Ders başlıyor, fenomenler sınıfa
Çiğdem Sidar Ceylan
Eskiden blogger ya da blogspot siteleri oluyordu ve bu mecralarda içerik üretenlere blogger deniyordu.
Bir nevi köşe yazarlığı gibi. Gazetelerde ya da dergilerde köşe kapamayanların, mütevazı dünyalarında, fikir ve düşüncelerine dair yazdıklarından oluşuyordu bu siteler.
Bazen belli bir düşünce ya da sanat dalıyla ilgili bir grubun ortak kullanımıyla oluşuyor bazen de kişilerin kendi başlarına yaptıkları siteler oluyordu.
Gel zaman git zaman, görseller metinleri alt edip yenince, fotoğraf ve videolar yazılı metinlerin ve düşüncelerin önüne geçti.
Artık kimsenin uzun uzadıya bir yazıyı okumaya ne vakti kaldı ne tahammülü. Bir şiiri bile başından alıp sonuna götürebilen çok az kişi kaldı.
Tabi daha kolaydı bir fotoğrafa bakmak, kısa bir videoyu izleyip derviş edasıyla ya uzman duruşuyla hüküm vermek, ahkam kesmek ve sonra onu adımızla pazara çıkarmak.
Ondan sonra gelsin fenomenler. Önemli olanın takipçi ve beğeni sayısı olduğu bir mecra. Influencer'ı Instagrammer'ı, Youtuber'ı ve hatta, ben de yeni duydum, Celebrity'siyle ortalık nitelik ve içerikten yoksun paylaşımlarla çöplüğe döndü sanal alem.
Her zengin bebesi, eski tabiriyle meşhur, yeni ifadesiyle fenomen olmak için sokakta para ve hediye dağıtarak takipçi toplamaya başladı.
Elbette ki söz konusu mecraları verimli ve nitelikli kullananlar da oldu. Hakkını yememek lazım onların.
Özellikle ticaret ve reklam sektöründe gerçek alem ve pazarlara kıyasla ciddi bir alan açıldı. Her ne kadar yabana atılmayacak sayıda dolandırıcı da barındırsa, artık sanal alem dünyanın en büyük alışveriş pazarı olarak önümüzde büyüdü de büyüdü.
Ticaret Bakanlığı, geç de olsa bu alanda samimiyetle ticaret yapan fenomen, Influencer ya da her ne diyorsanız, işte onlara reklam eğitimi vermeye hazırlanıyor.
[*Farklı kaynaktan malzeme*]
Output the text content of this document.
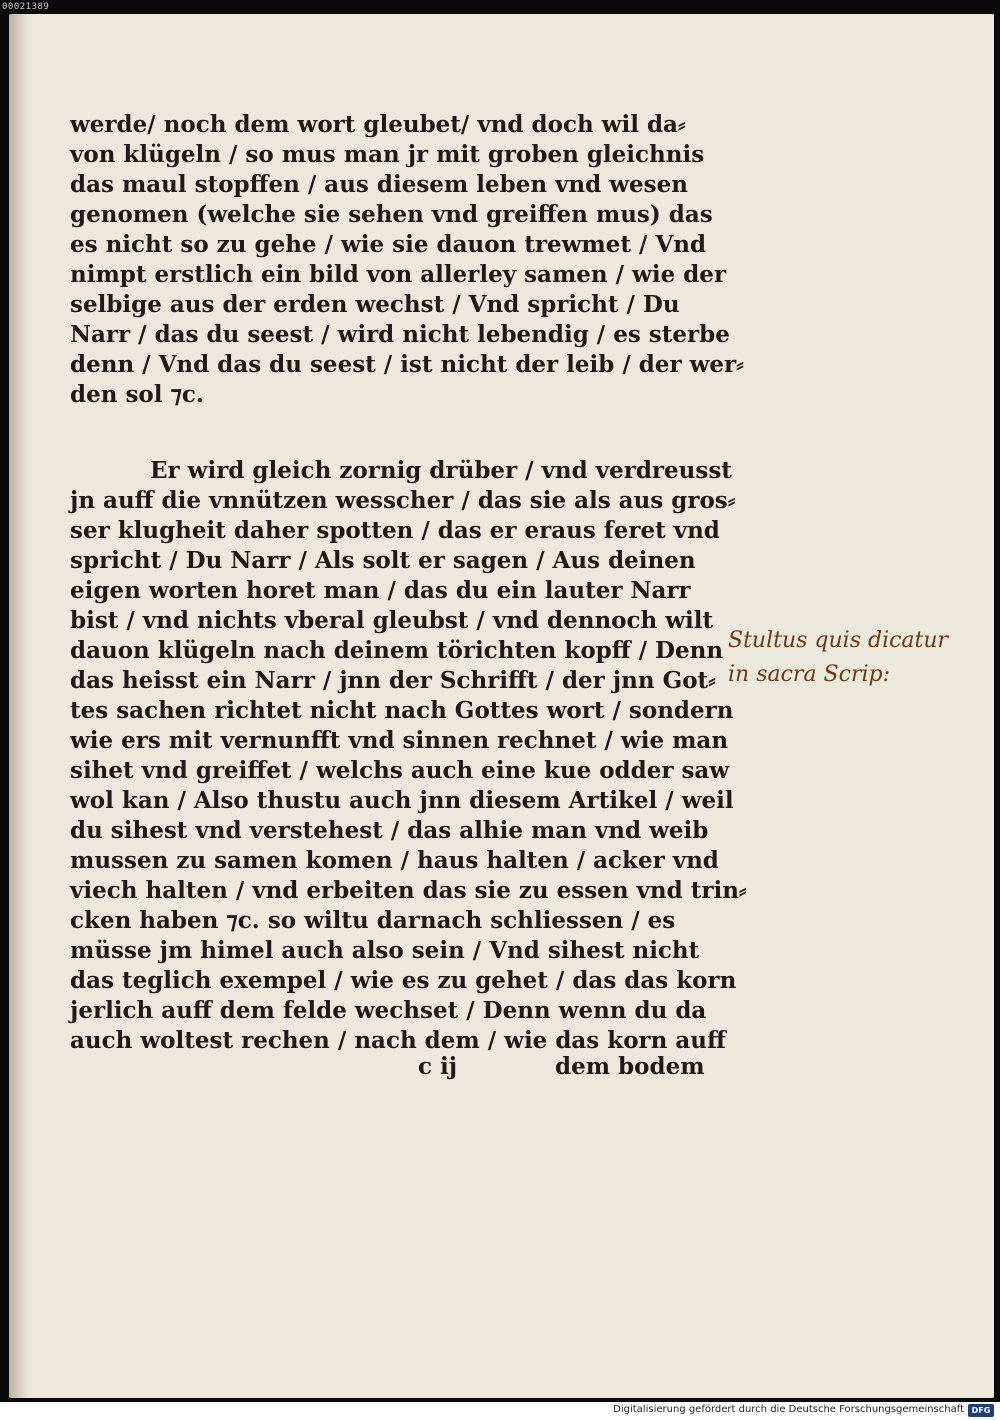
00021389
werde/ noch dem wort gleubet/ vnd doch wil da⸗
von klügeln / so mus man jr mit groben gleichnis
das maul stopffen / aus diesem leben vnd wesen
genomen (welche sie sehen vnd greiffen mus) das
es nicht so zu gehe / wie sie dauon trewmet / Vnd
nimpt erstlich ein bild von allerley samen / wie der
selbige aus der erden wechst / Vnd spricht / Du
Narr / das du seest / wird nicht lebendig / es sterbe
denn / Vnd das du seest / ist nicht der leib / der wer⸗
den sol ⁊c.
Er wird gleich zornig drüber / vnd verdreusst
jn auff die vnnützen wesscher / das sie als aus gros⸗
ser klugheit daher spotten / das er eraus feret vnd
spricht / Du Narr / Als solt er sagen / Aus deinen
eigen worten horet man / das du ein lauter Narr
bist / vnd nichts vberal gleubst / vnd dennoch wilt
dauon klügeln nach deinem törichten kopff / Denn
das heisst ein Narr / jnn der Schrifft / der jnn Got⸗
tes sachen richtet nicht nach Gottes wort / sondern
wie ers mit vernunfft vnd sinnen rechnet / wie man
sihet vnd greiffet / welchs auch eine kue odder saw
wol kan / Also thustu auch jnn diesem Artikel / weil
du sihest vnd verstehest / das alhie man vnd weib
mussen zu samen komen / haus halten / acker vnd
viech halten / vnd erbeiten das sie zu essen vnd trin⸗
cken haben ⁊c. so wiltu darnach schliessen / es
müsse jm himel auch also sein / Vnd sihest nicht
das teglich exempel / wie es zu gehet / das das korn
jerlich auff dem felde wechset / Denn wenn du da
auch woltest rechen / nach dem / wie das korn auff
c ij	dem bodem
Stultus quis dicatur
in sacra Scrip:
Digitalisierung gefördert durch die Deutsche Forschungsgemeinschaft DFG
"Sorumlu Sosyal Medya Etkileyicileri Eğitim Programı" adı verilen ve başta 300 binden fazla takipçiye sahip sosyal medya kullanıcılarını, pazarlama iletişiminde dikkat etmeleri gereken yasal ve etik ilkelerle ilgili eğitmeye hazırlanıyor.
Geç de olsa başlanacak bu program, dijital çağın ve teknolojinin gerisinde kalmamak adına güzel bir örnek olacağa benziyor.
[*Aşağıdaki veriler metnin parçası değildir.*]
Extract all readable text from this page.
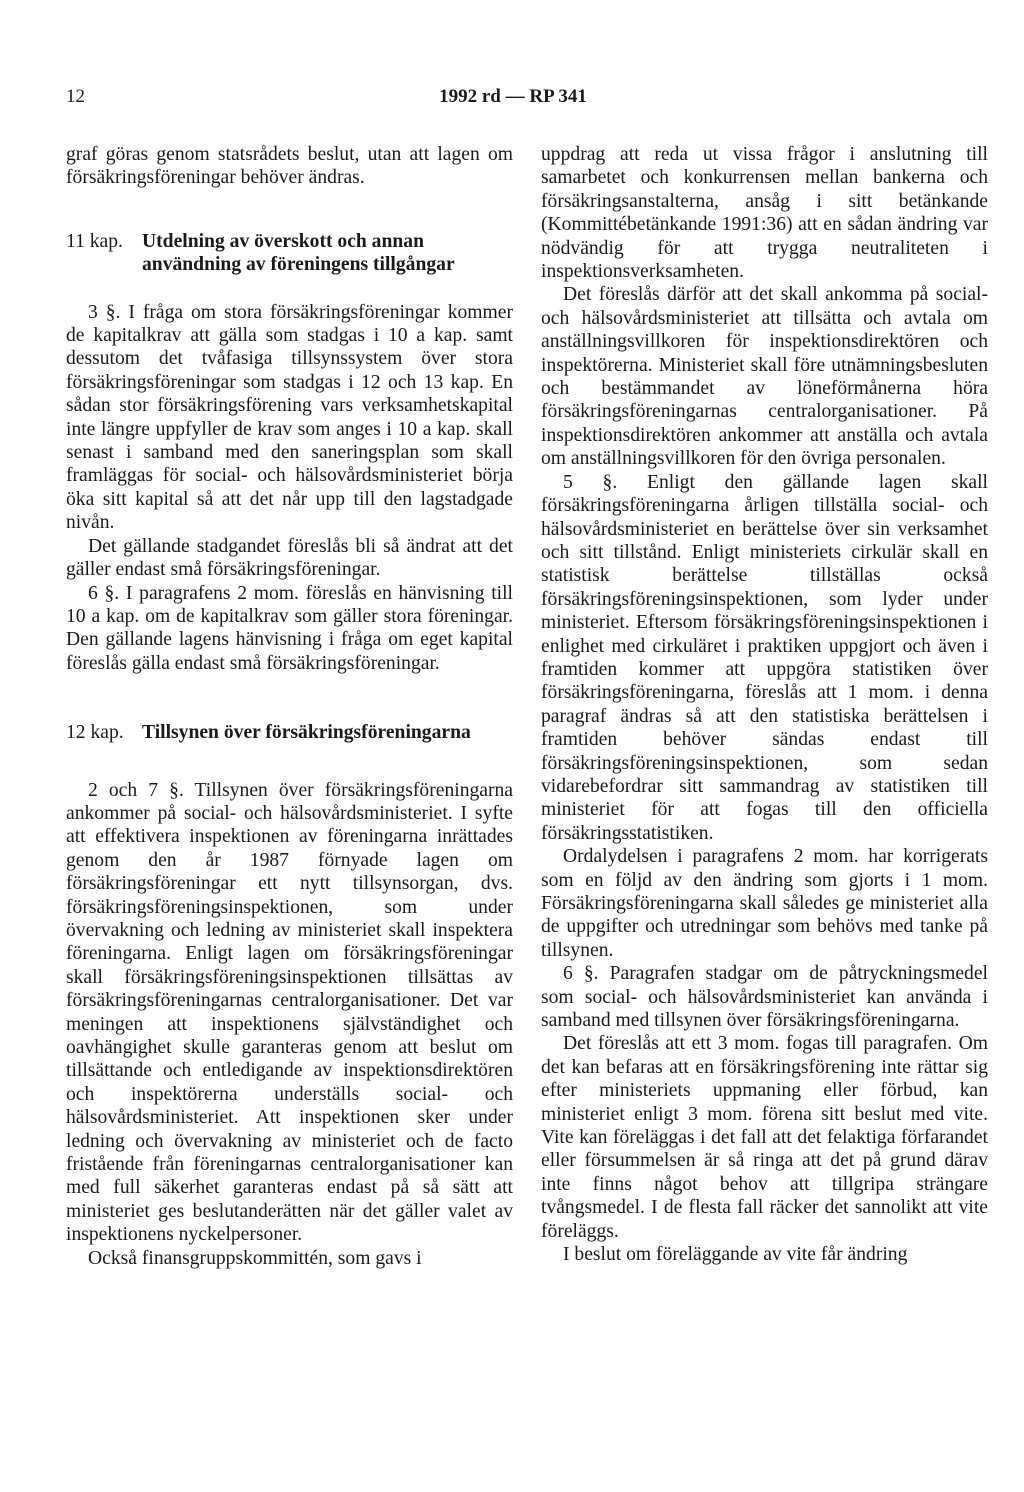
12	1992 rd — RP 341

graf göras genom statsrådets beslut, utan att lagen om försäkringsföreningar behöver ändras.

11 kap. Utdelning av överskott och annan användning av föreningens tillgångar

3 §. I fråga om stora försäkringsföreningar kommer de kapitalkrav att gälla som stadgas i 10 a kap. samt dessutom det tvåfasiga tillsynssystem över stora försäkringsföreningar som stadgas i 12 och 13 kap. En sådan stor försäkringsförening vars verksamhetskapital inte längre uppfyller de krav som anges i 10 a kap. skall senast i samband med den saneringsplan som skall framläggas för social- och hälsovårdsministeriet börja öka sitt kapital så att det når upp till den lagstadgade nivån.

Det gällande stadgandet föreslås bli så ändrat att det gäller endast små försäkringsföreningar.

6 §. I paragrafens 2 mom. föreslås en hänvisning till 10 a kap. om de kapitalkrav som gäller stora föreningar. Den gällande lagens hänvisning i fråga om eget kapital föreslås gälla endast små försäkringsföreningar.

12 kap. Tillsynen över försäkringsföreningarna

2 och 7 §. Tillsynen över försäkringsföreningarna ankommer på social- och hälsovårdsministeriet. I syfte att effektivera inspektionen av föreningarna inrättades genom den år 1987 förnyade lagen om försäkringsföreningar ett nytt tillsynsorgan, dvs. försäkringsföreningsinspektionen, som under övervakning och ledning av ministeriet skall inspektera föreningarna. Enligt lagen om försäkringsföreningar skall försäkringsföreningsinspektionen tillsättas av försäkringsföreningarnas centralorganisationer. Det var meningen att inspektionens självständighet och oavhängighet skulle garanteras genom att beslut om tillsättande och entledigande av inspektionsdirektören och inspektörerna underställs social- och hälsovårdsministeriet. Att inspektionen sker under ledning och övervakning av ministeriet och de facto fristående från föreningarnas centralorganisationer kan med full säkerhet garanteras endast på så sätt att ministeriet ges beslutanderätten när det gäller valet av inspektionens nyckelpersoner.

Också finansgruppskommittén, som gavs i

uppdrag att reda ut vissa frågor i anslutning till samarbetet och konkurrensen mellan bankerna och försäkringsanstalterna, ansåg i sitt betänkande (Kommittébetänkande 1991:36) att en sådan ändring var nödvändig för att trygga neutraliteten i inspektionsverksamheten.

Det föreslås därför att det skall ankomma på social- och hälsovårdsministeriet att tillsätta och avtala om anställningsvillkoren för inspektionsdirektören och inspektörerna. Ministeriet skall före utnämningsbesluten och bestämmandet av löneförmånerna höra försäkringsföreningarnas centralorganisationer. På inspektionsdirektören ankommer att anställa och avtala om anställningsvillkoren för den övriga personalen.

5 §. Enligt den gällande lagen skall försäkringsföreningarna årligen tillställa social- och hälsovårdsministeriet en berättelse över sin verksamhet och sitt tillstånd. Enligt ministeriets cirkulär skall en statistisk berättelse tillställas också försäkringsföreningsinspektionen, som lyder under ministeriet. Eftersom försäkringsföreningsinspektionen i enlighet med cirkuläret i praktiken uppgjort och även i framtiden kommer att uppgöra statistiken över försäkringsföreningarna, föreslås att 1 mom. i denna paragraf ändras så att den statistiska berättelsen i framtiden behöver sändas endast till försäkringsföreningsinspektionen, som sedan vidarebefordrar sitt sammandrag av statistiken till ministeriet för att fogas till den officiella försäkringsstatistiken.

Ordalydelsen i paragrafens 2 mom. har korrigerats som en följd av den ändring som gjorts i 1 mom. Försäkringsföreningarna skall således ge ministeriet alla de uppgifter och utredningar som behövs med tanke på tillsynen.

6 §. Paragrafen stadgar om de påtryckningsmedel som social- och hälsovårdsministeriet kan använda i samband med tillsynen över försäkringsföreningarna.

Det föreslås att ett 3 mom. fogas till paragrafen. Om det kan befaras att en försäkringsförening inte rättar sig efter ministeriets uppmaning eller förbud, kan ministeriet enligt 3 mom. förena sitt beslut med vite. Vite kan föreläggas i det fall att det felaktiga förfarandet eller försummelsen är så ringa att det på grund därav inte finns något behov att tillgripa strängare tvångsmedel. I de flesta fall räcker det sannolikt att vite föreläggs.

I beslut om föreläggande av vite får ändring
Elbette bu eğitim uygulamasının, tüketiciden üreticiye çok faydası olacaktır ve hatta tüketiciyi aldatılmaktan koruyacaktır.
Bunun yanı sıra kayıt dışı olarak ciddi bir finansın döndüğü sektörün kayıt altına alınıp vergilendirilmesi de ekonomiye katkı sağlayacaktır.
Umarım bu adım, diğer bakanlıklar ve bağlı kurumları da teknolojiye ve yeniliklere uyum sağlamak konusunda cesaretlendirir.